Ce dernier a rappelé que le fait de soutenir un mouvement visant à déstabiliser les institutions de la République renvoie à de la complicité. «Et cela est sanctionné par la loi», a prévenu Flavien Enongoué. Dans leur déclaration à la radio, le MPJFDS a appelé plusieurs figures de la société civile et de l’opposition à le rejoindre pour faire tomber le régime. Parmi ces personnalités figure Jean Rémy Yama qui s’est dit surpris d’avoir été cité.

«En tant que leader syndical et de dynamique unitaire, nous avons l’habitude de manifester vivement. Mais lorsque nous le faisons, nous sommes gazés, tirés dessus et à ce moment-là nous avons besoin de l’armée. Et là, la pyramide est inversée. Je suis totalement surpris. Lorsque les militaires font un coup d’Etat, ils ne comptent que sur eux-mêmes», a-t-il affirmé. S’interrogeant sur les objectifs réels de cette tentative de coup d’Etat, le leader syndical estime que c’est «une affaire cousue de fil blanc».

«Cela semble totalement surréaliste. Comment neuf individus peuvent-ils fomenter un coup d’Etat ? Pour moi c’est de la diversion pure et simple. Mais il y a une réalité : depuis le 24 octobre Ali Bongo est absent, il y a un malaise et un gros mensonge gouvernemental», a déclaré Jean Rémy Yama.

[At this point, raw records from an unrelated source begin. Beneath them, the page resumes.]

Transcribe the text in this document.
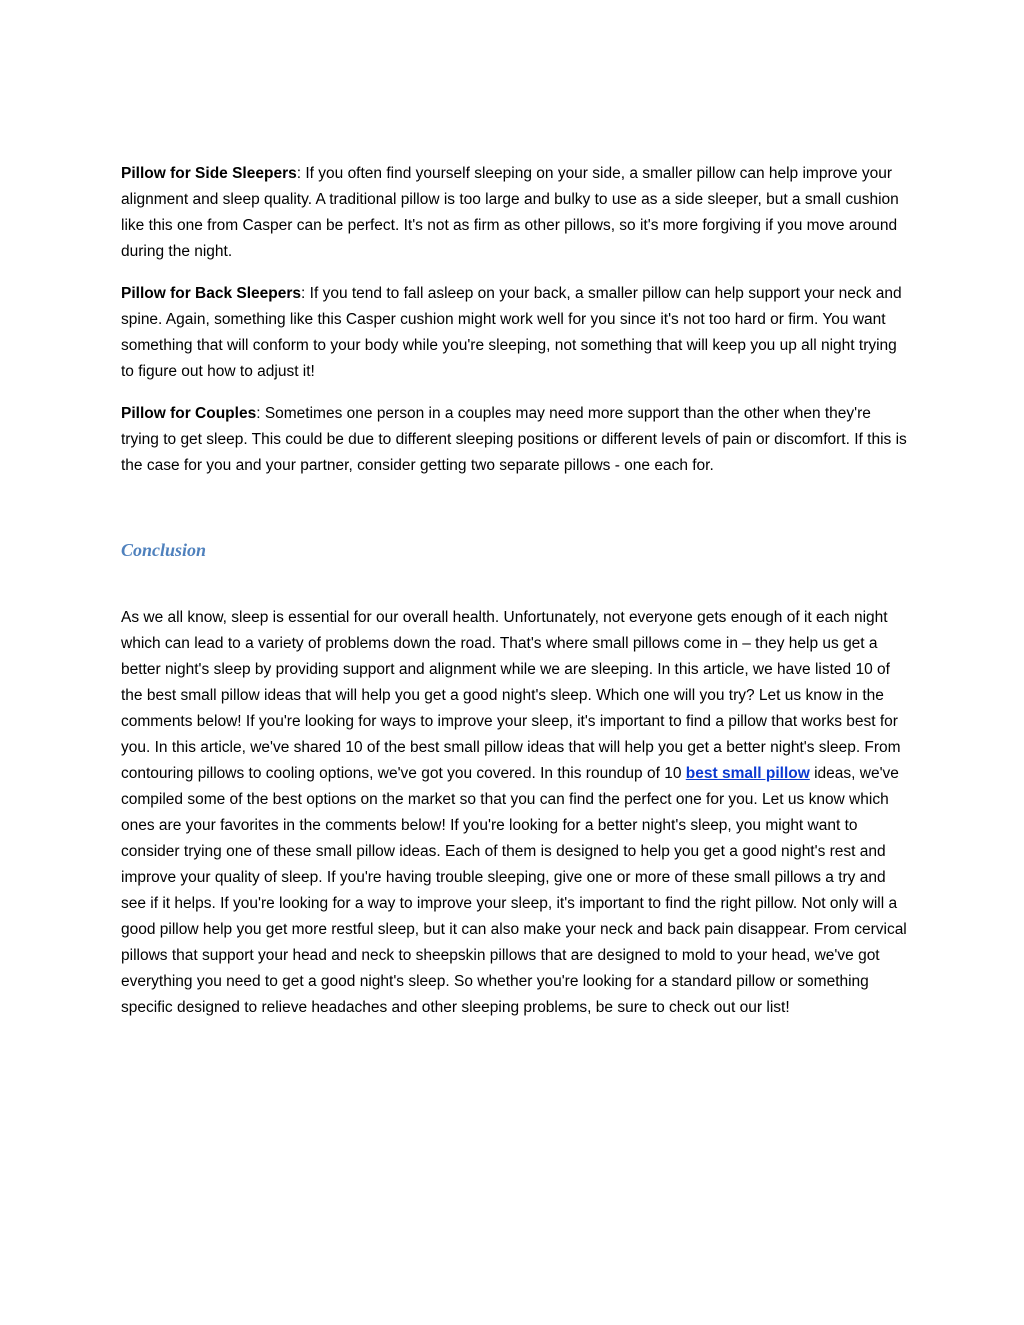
Pillow for Side Sleepers: If you often find yourself sleeping on your side, a smaller pillow can help improve your alignment and sleep quality. A traditional pillow is too large and bulky to use as a side sleeper, but a small cushion like this one from Casper can be perfect. It's not as firm as other pillows, so it's more forgiving if you move around during the night.

Pillow for Back Sleepers: If you tend to fall asleep on your back, a smaller pillow can help support your neck and spine. Again, something like this Casper cushion might work well for you since it's not too hard or firm. You want something that will conform to your body while you're sleeping, not something that will keep you up all night trying to figure out how to adjust it!

Pillow for Couples: Sometimes one person in a couples may need more support than the other when they're trying to get sleep. This could be due to different sleeping positions or different levels of pain or discomfort. If this is the case for you and your partner, consider getting two separate pillows - one each for.

Conclusion

As we all know, sleep is essential for our overall health. Unfortunately, not everyone gets enough of it each night which can lead to a variety of problems down the road. That's where small pillows come in – they help us get a better night's sleep by providing support and alignment while we are sleeping. In this article, we have listed 10 of the best small pillow ideas that will help you get a good night's sleep. Which one will you try? Let us know in the comments below! If you're looking for ways to improve your sleep, it's important to find a pillow that works best for you. In this article, we've shared 10 of the best small pillow ideas that will help you get a better night's sleep. From contouring pillows to cooling options, we've got you covered. In this roundup of 10 best small pillow ideas, we've compiled some of the best options on the market so that you can find the perfect one for you. Let us know which ones are your favorites in the comments below! If you're looking for a better night's sleep, you might want to consider trying one of these small pillow ideas. Each of them is designed to help you get a good night's rest and improve your quality of sleep. If you're having trouble sleeping, give one or more of these small pillows a try and see if it helps. If you're looking for a way to improve your sleep, it's important to find the right pillow. Not only will a good pillow help you get more restful sleep, but it can also make your neck and back pain disappear. From cervical pillows that support your head and neck to sheepskin pillows that are designed to mold to your head, we've got everything you need to get a good night's sleep. So whether you're looking for a standard pillow or something specific designed to relieve headaches and other sleeping problems, be sure to check out our list!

Le journaliste et écrivain français Antoine Glaser, pour sa part, a évoqué «putsch de témoignage» plutôt qu’un coup d’Etat. «J’ai l’impression que ces jeunes militaires ont appelé la société civile à se mobiliser. Et c’est intéressant parce que ces militaires n’ont pas cité n’importe qui, mais des leaders de la société civile et des opposants», a indiqué Antoine Glaser. Selon l’ancien rédacteur en chef de La Lettre du Continent, le fait que les «putschistes» aient cité la présidente du Sénat, est tout sauf un hasard. «Car l’on sait qu’il y a une sorte d’embrouille entre cette dernière et la présidente de la Cour constitutionnelle. Et lorsqu’on appelle la présidente du Sénat à se rendre à l’Assemblée nationale, je pense que dans l’esprit de ces jeunes militaires, c’est pour que cette dernière constate la vacance du pouvoir», a conclu Antoine Glaser.